Westerly 22

Development
- Designer: Denis Rayner
- Location: United Kingdom
- Year: 1963
- No. built: 332
- Builder: Denys Rayner
- Role: Cruiser
- Name: Westerly 22

Boat
- Displacement: 3,150 lb (1,429 kg)
- Draft: 2.25 ft (0.69 m)

Hull
- Type: monohull
- Construction: FRP
- LOA: 22.25 ft (6.78 m)
- LWL: 18.33 ft (5.59 m)
- Beam: 7.50 ft (2.29 m)
- Engine: inboard diesel engine/outboard motor

Hull appendages
- Keel: twin keels
- Ballast: 1,050 lb (476 kg)
- Rudder: skeg-mounted rudder

Rig
- Rig type: Gunter rig

Sails
- Sailplan: Gunter rigged sloop
- Total sail area: 227.00 sq ft (21.089 m^{2})

= Westerly 22 =

1960s British recreational keelboat

The Westerly 22 is a British sailboat that was designed by Denys Rayner as a cruiser and first built in 1963.

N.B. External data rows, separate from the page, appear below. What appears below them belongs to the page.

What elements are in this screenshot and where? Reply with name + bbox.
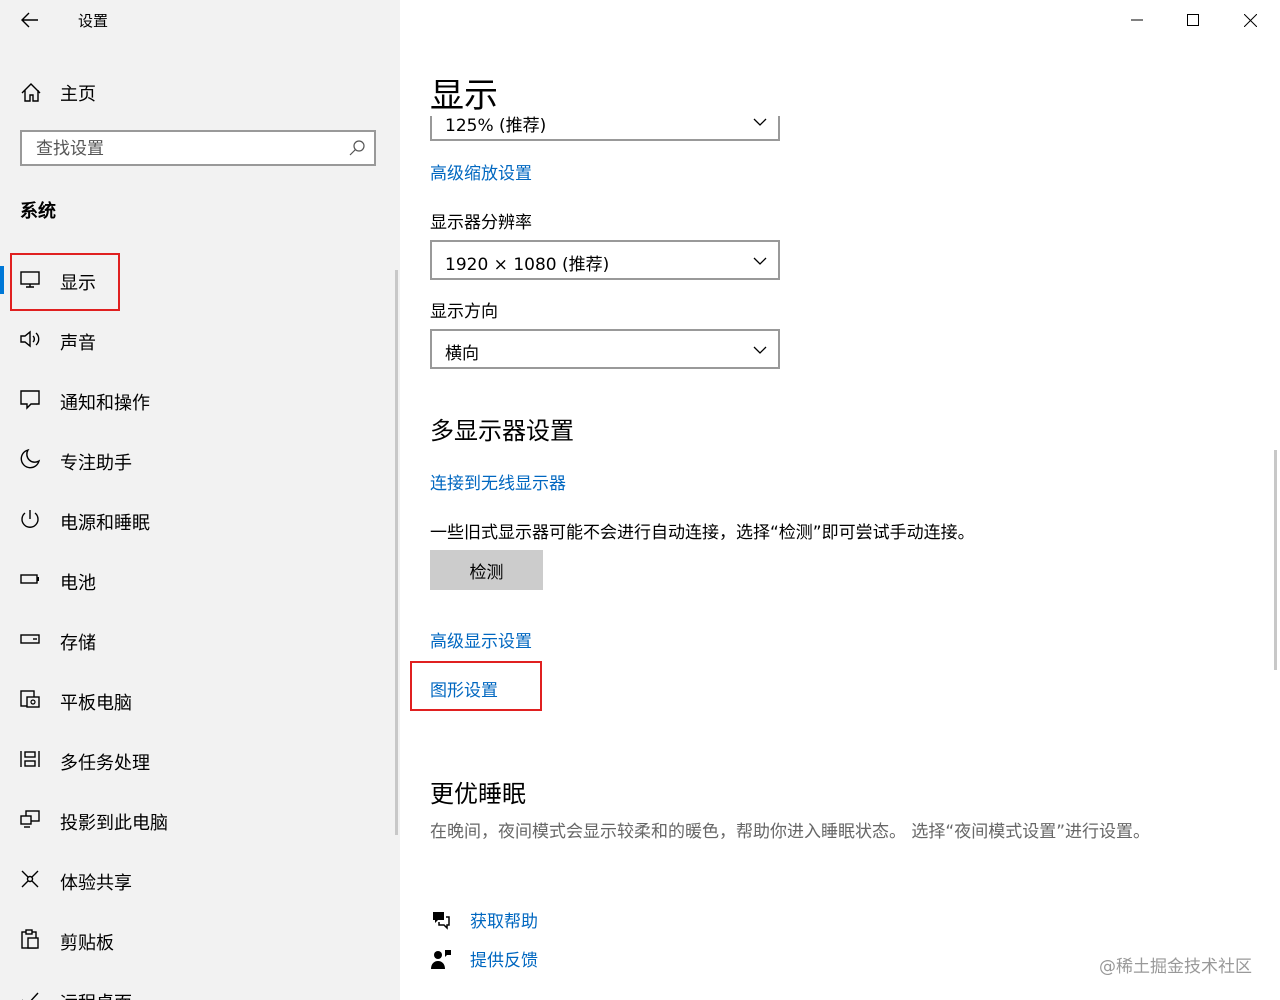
close-icon xyxy=(1243,13,1257,27)
home-icon xyxy=(21,83,41,102)
notification-icon xyxy=(20,390,40,410)
scale-value: 125% (推荐) xyxy=(445,116,547,136)
get-help-link[interactable]: 获取帮助 xyxy=(430,905,830,935)
sidebar-item-label: 剪贴板 xyxy=(60,933,114,954)
advanced-scaling-link[interactable]: 高级缩放设置 xyxy=(430,159,532,184)
chevron-down-icon xyxy=(753,257,767,265)
detect-description: 一些旧式显示器可能不会进行自动连接，选择“检测”即可尝试手动连接。 xyxy=(430,523,975,543)
sidebar-item-notifications[interactable]: 通知和操作 xyxy=(0,370,396,430)
scale-dropdown-clip: 125% (推荐) xyxy=(430,113,780,143)
sidebar-item-shared-experiences[interactable]: 体验共享 xyxy=(0,850,396,910)
storage-icon xyxy=(20,634,40,644)
feedback-link[interactable]: 提供反馈 xyxy=(430,944,830,974)
sidebar-item-storage[interactable]: 存储 xyxy=(0,610,396,670)
multitask-icon xyxy=(20,751,40,767)
search-box xyxy=(20,130,376,166)
watermark: @稀土掘金技术社区 xyxy=(1099,957,1252,977)
sidebar-item-remote-desktop[interactable]: 远程桌面 xyxy=(0,970,396,1000)
get-help-label: 获取帮助 xyxy=(470,912,538,932)
search-icon[interactable] xyxy=(348,139,366,157)
resolution-value: 1920 × 1080 (推荐) xyxy=(445,255,610,275)
clipboard-icon xyxy=(21,929,39,949)
moon-icon xyxy=(20,448,41,469)
sidebar-item-focus-assist[interactable]: 专注助手 xyxy=(0,430,396,490)
sidebar-nav: 显示 声音 通知和操作 专注助手 电源和睡眠 电池 存储 平板电脑 多任务处理 … xyxy=(0,250,396,1000)
sidebar-item-label: 电池 xyxy=(60,573,96,594)
remote-icon xyxy=(22,992,39,1000)
sidebar-item-multitasking[interactable]: 多任务处理 xyxy=(0,730,396,790)
sidebar-item-label: 平板电脑 xyxy=(60,693,132,714)
sidebar-item-clipboard[interactable]: 剪贴板 xyxy=(0,910,396,970)
sidebar-item-label: 远程桌面 xyxy=(60,989,132,1000)
close-button[interactable] xyxy=(1222,0,1278,40)
orientation-label: 显示方向 xyxy=(430,302,498,322)
battery-icon xyxy=(20,574,39,584)
sidebar-item-display[interactable]: 显示 xyxy=(0,250,396,310)
sidebar-item-label: 显示 xyxy=(60,273,96,294)
sidebar-item-label: 存储 xyxy=(60,633,96,654)
resolution-dropdown[interactable]: 1920 × 1080 (推荐) xyxy=(430,240,780,280)
scale-dropdown[interactable]: 125% (推荐) xyxy=(430,113,780,141)
back-button[interactable] xyxy=(18,8,42,32)
wireless-display-link[interactable]: 连接到无线显示器 xyxy=(430,469,566,494)
project-icon xyxy=(20,810,40,828)
page-title: 显示 xyxy=(430,76,498,116)
sidebar-scrollbar[interactable] xyxy=(395,270,398,835)
app-title: 设置 xyxy=(78,12,109,30)
search-input[interactable] xyxy=(34,132,338,166)
title-mask xyxy=(430,112,780,116)
chevron-down-icon xyxy=(753,118,767,126)
sidebar-item-label: 电源和睡眠 xyxy=(60,513,150,534)
tablet-icon xyxy=(20,690,40,708)
section-title: 系统 xyxy=(20,201,56,222)
content-scrollbar[interactable] xyxy=(1274,450,1277,670)
chevron-down-icon xyxy=(753,346,767,354)
multi-display-heading: 多显示器设置 xyxy=(430,417,574,445)
detect-button[interactable]: 检测 xyxy=(430,550,543,590)
power-icon xyxy=(21,510,39,528)
share-icon xyxy=(21,870,39,888)
feedback-label: 提供反馈 xyxy=(470,951,538,971)
sidebar-item-power[interactable]: 电源和睡眠 xyxy=(0,490,396,550)
sidebar-item-project[interactable]: 投影到此电脑 xyxy=(0,790,396,850)
sleep-heading: 更优睡眠 xyxy=(430,780,526,808)
help-chat-icon xyxy=(433,912,450,930)
active-indicator xyxy=(0,266,4,294)
minimize-button[interactable] xyxy=(1109,0,1165,40)
sleep-description: 在晚间，夜间模式会显示较柔和的暖色，帮助你进入睡眠状态。 选择“夜间模式设置”进… xyxy=(430,822,1151,842)
resolution-label: 显示器分辨率 xyxy=(430,213,532,233)
sidebar-item-label: 体验共享 xyxy=(60,873,132,894)
sidebar-item-label: 多任务处理 xyxy=(60,753,150,774)
sidebar-item-tablet[interactable]: 平板电脑 xyxy=(0,670,396,730)
speaker-icon xyxy=(20,330,40,348)
sidebar-home-label: 主页 xyxy=(60,84,96,105)
minimize-icon xyxy=(1131,19,1143,21)
sidebar-item-label: 通知和操作 xyxy=(60,393,150,414)
sidebar-item-sound[interactable]: 声音 xyxy=(0,310,396,370)
maximize-icon xyxy=(1187,14,1199,26)
sidebar-item-label: 专注助手 xyxy=(60,453,132,474)
graphics-settings-link[interactable]: 图形设置 xyxy=(430,676,498,701)
orientation-value: 横向 xyxy=(445,344,479,364)
sidebar-item-label: 声音 xyxy=(60,333,96,354)
sidebar-item-battery[interactable]: 电池 xyxy=(0,550,396,610)
sidebar-home[interactable]: 主页 xyxy=(0,74,400,110)
advanced-display-link[interactable]: 高级显示设置 xyxy=(430,627,532,652)
sidebar-item-label: 投影到此电脑 xyxy=(60,813,168,834)
orientation-dropdown[interactable]: 横向 xyxy=(430,329,780,369)
feedback-person-icon xyxy=(431,950,451,969)
sidebar: 设置 主页 系统 显示 声音 通知和操作 专注助手 电源和睡眠 xyxy=(0,0,400,1000)
main-content: 显示 125% (推荐) 高级缩放设置 显示器分辨率 1920 × 1080 (… xyxy=(400,0,1280,1000)
back-arrow-icon xyxy=(21,12,38,28)
monitor-icon xyxy=(20,271,40,288)
maximize-button[interactable] xyxy=(1165,0,1221,40)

The design was derived from the wooden West Coaster 20 and later developed into the Nomad 22 in 1967.

==Production==
The design was built by Westerly Marine Construction in the United Kingdom, between 1963 and 1967, with 332 boats completed.

==Design==
The Westerly 22 is a recreational keelboat, built predominantly of glassfibre, with wood trim. It has a Gunter rig or an optional masthead sloop rig, a spooned raked stem, an angled transom, a skeg-mounted rudder controlled by a tiller and a twin fixed keels. It displaces 3150 lb and carries 1050 lb of ballast.

The boat has a draft of 2.25 ft with the standard twin keels.

The boat is normally fitted with a small outboard motor for docking and manoeuvring, although a Volvo Penta M1 inboard diesel was a factory option. The fuel tank holds 22 u.s.gal and the fresh water tank also has a capacity of 22 u.s.gal.

The design has sleeping accommodation for four people, with a double "V"-berth in the bow cabin and two straight settee berths in the main cabin. The galley is located on both sides of the cabin, amidships. The galley is equipped with a two-burner stove and grill to port and a sink to starboard. A navigation station is located on the port side above the stove. The head is located centred in the bow cabin, under the "V"-berth.

The design has a hull speed of 5.74 kn.

==Operational history==
The boat is supported by an active class club that organizes sailing events, the Westerly Owners Association.